Monday 25 October 2010

The Event

This show is seriously messed up. Like, seriously. But I love it.

Firstly, Jason Ritter is v v cute and I love him. Secondly, Luke Danes of Gilmore Girls fame is a weirdo. Thirdly, Blair Underwood isn't as good a President as I imagined him to be.

I missed it on Friday and so caught up with it over the weekend and am now so totally confused but completely hooked. I think it wants to be the new Lost, which, of course, is a highly unrealistic aim. It's Lost mixed with Invasion, a show that I adored but most people seem to think I made up. I didn't. I swear to you it existed and it was about aliens. And it had Eddie Cibrian in it, before he went and whored it up with Leann Rimes. I'm getting off point. It's no where near as good as Lost, because for some reason, the more unrealistic Lost became, the more I believed it. You follow? I have already failed to suspend my disbelief with The Event. But it keeps coming back.

I kinda wish this show had jibbed the aliens. I feel they are largely unnecessary. It's totally believable until they're all like, "Mr President, these people are not of terrestrial origin." Erm... why not? Why do they have to be aliens. I might just ignore that part of the show. Although, it has put me on edge a bit. How do we know that there aren't aliens wandering down the street, living next door to us? For all we know, they sit around Downing Street panicking that the aliens are going to start some sort of revolution and kill us all. I sincerely hope that this is not the case. I don't like the idea of aliens. I don't even like the word 'alien'. Thank God it's just a TV show.

The idea of it is is that Jason Ritter takes his very pretty girlfriend who happens to be Luke Danes' daughter on a cruise where he plans to propose. Whilst on this cruise, Jason Ritter who plays Sean Walker, saves a woman's life because her 'boyfriend' has a broken arm and can't swim. Then they totally geg in on Sean Walker's holiday and then, all of a sudden, whilst Sean Walker is off snorkling with the girl he saved, his girlfriend is kidnapped and all traces of him are removed from the ship. Now he has to try and find her. Then there is some sort of plane crash, where the plane is aimed at the President's party house and then, just before it hits, vanishes into thin air. This is because President Blair Underwood was about to announce his knowledge of the aliens on earth and attempt to integrate them into society, and they somehow stopped the plane by absorbing it in some sort of electromagnetic field and crashing it in the Arizona desert instead.

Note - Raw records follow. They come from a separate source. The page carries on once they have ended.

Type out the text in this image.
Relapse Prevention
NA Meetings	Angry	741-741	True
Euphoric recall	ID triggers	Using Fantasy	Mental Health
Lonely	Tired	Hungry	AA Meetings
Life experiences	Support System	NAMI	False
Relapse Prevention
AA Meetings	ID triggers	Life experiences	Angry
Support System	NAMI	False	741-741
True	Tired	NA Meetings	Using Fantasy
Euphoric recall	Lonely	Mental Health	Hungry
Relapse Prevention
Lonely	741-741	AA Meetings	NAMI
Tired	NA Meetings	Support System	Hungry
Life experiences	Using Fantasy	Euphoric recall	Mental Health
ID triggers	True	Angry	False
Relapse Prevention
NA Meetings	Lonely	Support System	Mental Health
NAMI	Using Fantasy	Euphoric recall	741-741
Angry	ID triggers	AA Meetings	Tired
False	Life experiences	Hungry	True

Jason Ritter/Sean Walker knows most of this, but now, he has been arrested for a murder he didn't commit, and no one even believes he has a girlfriend. To prove that she is real, he announces, "We were going to get married." If that's not cold hard evidence, I don't know what is. But I love a good conspiracy, and even though this one has disappointed me with the inclusion of aliens, when I watch it, I feel almost claustrophobic, trapped, much how I imagine Sean Walker to feel. It stresses me out. They've managed to very cleverly make Sean Walker a very empathetic character, I want him to solve it now. It ruins my life that no one believes him, and I now feel like I can't trust anyone ever again. For all I know, they're part of a real alien conspiracy. Jason Ritter is the only one who can help me. Much like Dennis Quaid is the only one who will save us when the earth begins to freeze over.

It's tense though. Really tense, and even though you know that everything is going to continually go wrong for Sean Walker, it still makes you go, "NOOOO!" when it happens. Poor, Sean Walker. He's so pretty and all he wants to do is find his girlfriend and get his identity back. Why won't they let him!? Why!?

Oh, and I'm almost certain that they're using the West Wing set for President Blair Underwood's scenes. Loves it.